O julgamento de um recurso do ex-governador de Mato Grosso foi adiado e só deve ocorrer após o Carnaval. A análise, que envolve suspeitas de um esquema milionário no pagamento de precatórios, será realizada em ambiente virtual e sem transmissão pública.
O caso está na pauta da Primeira Câmara de Direito Público e Coletivo do Tribunal de Justiça de Mato Grosso, com sessão marcada entre os dias 25 e 27 de fevereiro. A relatoria é da desembargadora Maria Erotides Kneip.
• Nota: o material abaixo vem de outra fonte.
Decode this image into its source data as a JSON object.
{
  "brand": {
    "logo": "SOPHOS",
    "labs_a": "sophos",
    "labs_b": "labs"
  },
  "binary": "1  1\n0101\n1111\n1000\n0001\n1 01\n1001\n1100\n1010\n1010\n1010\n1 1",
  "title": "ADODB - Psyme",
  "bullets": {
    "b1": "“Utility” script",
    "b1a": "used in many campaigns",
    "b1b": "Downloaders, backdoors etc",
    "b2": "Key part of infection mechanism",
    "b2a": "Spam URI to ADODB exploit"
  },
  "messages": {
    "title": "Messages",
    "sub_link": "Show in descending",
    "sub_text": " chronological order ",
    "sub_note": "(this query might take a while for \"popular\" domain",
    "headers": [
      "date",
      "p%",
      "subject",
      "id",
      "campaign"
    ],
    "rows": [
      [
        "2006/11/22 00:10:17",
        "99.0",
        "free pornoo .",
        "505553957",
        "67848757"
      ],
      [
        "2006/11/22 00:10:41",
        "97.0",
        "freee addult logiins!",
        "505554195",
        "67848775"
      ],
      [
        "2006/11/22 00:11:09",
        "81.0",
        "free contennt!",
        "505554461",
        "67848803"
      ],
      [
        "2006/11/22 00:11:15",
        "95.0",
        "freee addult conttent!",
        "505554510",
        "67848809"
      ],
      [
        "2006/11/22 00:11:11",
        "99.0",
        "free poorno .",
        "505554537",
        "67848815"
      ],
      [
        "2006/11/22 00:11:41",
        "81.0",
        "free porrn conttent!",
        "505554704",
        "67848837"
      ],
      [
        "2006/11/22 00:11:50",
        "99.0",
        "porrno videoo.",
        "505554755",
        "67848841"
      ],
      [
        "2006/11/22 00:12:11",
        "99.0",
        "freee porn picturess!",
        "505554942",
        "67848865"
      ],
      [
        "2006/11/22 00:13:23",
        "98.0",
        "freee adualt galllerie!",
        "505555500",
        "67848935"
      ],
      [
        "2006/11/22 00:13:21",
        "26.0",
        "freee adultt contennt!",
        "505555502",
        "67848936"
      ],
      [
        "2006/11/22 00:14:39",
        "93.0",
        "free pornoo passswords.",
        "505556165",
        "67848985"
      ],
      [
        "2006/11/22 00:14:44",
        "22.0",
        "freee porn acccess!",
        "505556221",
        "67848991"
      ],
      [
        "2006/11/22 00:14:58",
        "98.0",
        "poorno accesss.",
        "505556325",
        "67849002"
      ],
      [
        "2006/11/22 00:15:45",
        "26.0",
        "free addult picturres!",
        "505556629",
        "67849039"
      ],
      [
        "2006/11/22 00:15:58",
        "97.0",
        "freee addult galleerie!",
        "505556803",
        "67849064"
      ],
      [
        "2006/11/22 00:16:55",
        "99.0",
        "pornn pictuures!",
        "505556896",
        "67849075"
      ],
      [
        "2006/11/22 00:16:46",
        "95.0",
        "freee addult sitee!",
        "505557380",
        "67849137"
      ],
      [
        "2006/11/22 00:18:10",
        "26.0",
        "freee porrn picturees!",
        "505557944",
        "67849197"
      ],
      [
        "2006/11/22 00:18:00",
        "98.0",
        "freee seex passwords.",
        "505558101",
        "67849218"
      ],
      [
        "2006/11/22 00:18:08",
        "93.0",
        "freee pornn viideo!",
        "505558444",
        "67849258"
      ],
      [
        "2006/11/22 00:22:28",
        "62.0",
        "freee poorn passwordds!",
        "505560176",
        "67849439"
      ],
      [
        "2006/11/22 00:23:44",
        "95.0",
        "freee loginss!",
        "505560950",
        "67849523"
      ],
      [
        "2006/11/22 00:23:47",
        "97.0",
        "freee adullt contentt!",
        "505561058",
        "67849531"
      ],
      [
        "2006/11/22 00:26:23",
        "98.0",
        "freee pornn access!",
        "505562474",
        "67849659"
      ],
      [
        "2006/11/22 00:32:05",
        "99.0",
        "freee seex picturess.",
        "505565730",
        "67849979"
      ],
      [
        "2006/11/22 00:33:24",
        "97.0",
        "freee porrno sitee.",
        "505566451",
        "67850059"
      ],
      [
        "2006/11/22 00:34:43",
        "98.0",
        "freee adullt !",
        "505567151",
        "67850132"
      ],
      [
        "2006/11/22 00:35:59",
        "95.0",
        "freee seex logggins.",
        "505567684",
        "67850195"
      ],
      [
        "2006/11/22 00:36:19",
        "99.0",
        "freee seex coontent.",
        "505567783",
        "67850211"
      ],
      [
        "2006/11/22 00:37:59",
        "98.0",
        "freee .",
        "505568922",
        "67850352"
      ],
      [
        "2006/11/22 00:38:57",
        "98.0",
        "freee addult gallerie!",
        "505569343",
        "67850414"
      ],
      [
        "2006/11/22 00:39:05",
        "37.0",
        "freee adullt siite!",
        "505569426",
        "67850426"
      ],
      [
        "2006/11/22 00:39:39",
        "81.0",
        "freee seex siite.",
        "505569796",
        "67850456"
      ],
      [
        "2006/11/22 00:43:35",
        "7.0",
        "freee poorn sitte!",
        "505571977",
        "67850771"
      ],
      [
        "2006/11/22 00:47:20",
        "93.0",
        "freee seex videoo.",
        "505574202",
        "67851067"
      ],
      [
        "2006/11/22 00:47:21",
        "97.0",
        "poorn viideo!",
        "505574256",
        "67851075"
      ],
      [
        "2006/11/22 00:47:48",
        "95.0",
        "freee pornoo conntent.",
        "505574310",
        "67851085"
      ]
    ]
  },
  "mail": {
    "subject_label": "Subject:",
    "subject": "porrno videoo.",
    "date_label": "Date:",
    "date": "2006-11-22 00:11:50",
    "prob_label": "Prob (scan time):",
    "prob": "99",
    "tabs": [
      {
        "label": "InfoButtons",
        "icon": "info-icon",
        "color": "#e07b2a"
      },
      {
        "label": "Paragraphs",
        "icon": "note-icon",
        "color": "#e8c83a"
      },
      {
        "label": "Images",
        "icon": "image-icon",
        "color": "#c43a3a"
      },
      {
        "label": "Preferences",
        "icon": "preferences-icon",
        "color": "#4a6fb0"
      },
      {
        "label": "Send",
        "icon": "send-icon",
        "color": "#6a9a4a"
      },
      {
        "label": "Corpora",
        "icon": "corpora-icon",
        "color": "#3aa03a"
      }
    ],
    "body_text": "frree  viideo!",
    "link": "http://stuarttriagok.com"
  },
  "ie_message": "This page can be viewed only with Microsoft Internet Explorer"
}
O recurso foi apresentado pelo ex-governador Blairo Maggi após decisão individual da magistrada, em setembro de 2025, que rejeitou o pedido para retirar alguns dos precatórios considerados suspeitos da ação.
A investigação aponta uma suposta fraude que teria causado prejuízo de cerca de R$ 182 milhões aos cofres públicos. O foco está em pagamentos realizados à Andrade Gutierrez entre 2009 e 2011, que, segundo o Ministério Público, não seguiram o cronograma legal de quitação de dívidas judiciais.
As suspeitas ganharam força após depoimentos do ex-presidente da Assembleia Legislativa, José Riva, em acordo de colaboração premiada. Ele relatou que o então governador teria sido informado sobre um esquema para quitar dívidas de agentes públicos com uma empresa de factoring, sob o argumento de preservar a governabilidade.
Segundo o ex-parlamentar, a proposta previa a utilização de um precatório milionário da construtora para viabilizar a operação. Inicialmente, Maggi teria resistido, mas posteriormente teria delegado a execução ao então vice-governador Silval Barbosa e ao ex-secretário da Fazenda Eder de Moraes.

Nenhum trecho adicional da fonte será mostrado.